Often makers of feature films using a documentary’s tools - hand-held cameras, jumpy cuts, ambient lighting, fragmented narrative - say they do so to approximate reality. No one seems to have a steady job, and there’s no shaking the sense of wasted souls in a forsaken sector of society.
This riveting account of thug life - the unglamorous, impoverished variety - is punctuated by constant profanity and undecipherable slang, occasional violence, steady drinking and weed or crack smoking. “They say drugs kill you,” he says to the camera, before disagreeing: “They help you out. We also learn about Snow’s business: selling drugs that are largely supplied, it seems, by ripping off other dealers at gunpoint during late-night raids.

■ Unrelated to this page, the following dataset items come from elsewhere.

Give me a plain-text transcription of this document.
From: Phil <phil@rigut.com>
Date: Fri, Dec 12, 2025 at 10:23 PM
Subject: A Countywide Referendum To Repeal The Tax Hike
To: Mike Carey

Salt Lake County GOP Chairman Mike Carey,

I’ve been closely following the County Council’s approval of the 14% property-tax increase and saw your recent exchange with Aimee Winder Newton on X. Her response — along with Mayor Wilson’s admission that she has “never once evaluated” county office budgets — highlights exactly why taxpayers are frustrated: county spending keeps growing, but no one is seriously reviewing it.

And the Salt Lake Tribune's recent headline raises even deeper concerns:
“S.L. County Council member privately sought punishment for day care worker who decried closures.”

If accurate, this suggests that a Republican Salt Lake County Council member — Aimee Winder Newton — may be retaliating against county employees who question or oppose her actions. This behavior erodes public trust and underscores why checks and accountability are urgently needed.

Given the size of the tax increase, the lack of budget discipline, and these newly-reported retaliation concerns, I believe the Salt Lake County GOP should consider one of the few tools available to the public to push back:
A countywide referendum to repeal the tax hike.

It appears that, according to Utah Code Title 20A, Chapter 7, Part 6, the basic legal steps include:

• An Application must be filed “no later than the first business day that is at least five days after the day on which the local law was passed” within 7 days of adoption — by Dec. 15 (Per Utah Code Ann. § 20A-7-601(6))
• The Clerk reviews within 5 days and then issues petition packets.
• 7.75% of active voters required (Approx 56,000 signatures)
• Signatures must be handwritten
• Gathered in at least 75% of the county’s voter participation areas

So we tour the Bluff while he introduces his crew, his baby mama and two toddlers, his grandmother, the street corner where his brother was fatally shot. The dealer, Curtis Snow, steals one other thing too: the idea of filming everything he does. A dealer approaches the car, smoothly talks his way in, directs them to a secluded street, then, pulling out a handgun, robs them of their money and - why not? - the camera. He collapses in the street nearby, where he is found by a police patrol and subsequently arrested in connection with a prior robbery.From the start of “Snow on tha Bluff,” which runs without any introductory credits, this jolt of a film drops into a you-are-there crime scene: Three college students - one manning a video camera - drive into the Bluff, a run-down neighborhood in West Atlanta (actually, run-down is being kind), looking to buy drugs. Luckily the bullet wounds are not fatal and the ambusher's gun jams, allowing Curtis to flee. On his way back home after cutting the latest stolen product with his crew, Curtis is ambushed in a backyard alleyway by the rival gang members. The man in the white hat follows Curtis into his territory, asking the locals about him, but the surface threat doesn't faze Curtis and he continues to hustle. While playing at a pool hall, Curtis recognizes one of the rival gang members by his familiar white hat, who likewise takes note of Curtis. When a friend tips him off to another gang selling drugs nearby, he invades their house with the help of his friend and robs them of their supply as well. He recruits his friends and robs the rivals of their drug supply. watch moreĬurtis soon learns that another group of people have encroached on his territory, selling drugs not far from his street. This follow-up to Snow On Tha Bluff deals with the lasting effects of war on an American soldier.
It was announced on October 17th 2012, Producer Chris Knittel and Director Damon Russell were casting for a new film that revolves around military veterans returning home. He followed with, "everything that is wrong with the hood, is in this movie". On the Breakfast Club program on New York radio station Power 105.1, Williams described the movie's truthful portrayal of the hood. Snow on tha Bluff is Williams first executive produced film under his company, Freedome Productions. Williams is best known for his portrayal of Omar from The Wire and Chalky White on Boardwalk Empire. Williams revealed that he is an Executive Producer on Snow On Tha Bluff. He survived a grisly box-cutter knife attack.Ī melee broke out at the film's showing at the Atlanta Film Festival, as some audience members were unsure of the authenticity of a scene in which a child puts his hands into a pile of crack cocaine with a razor blade in it.Īs a result of officers seeing a part of the movie, the Atlanta Police Department contacted the filmmakers in connection with an investigation into a string of home invasions. An attempt on Curtis Snow's life occurred in December 2011.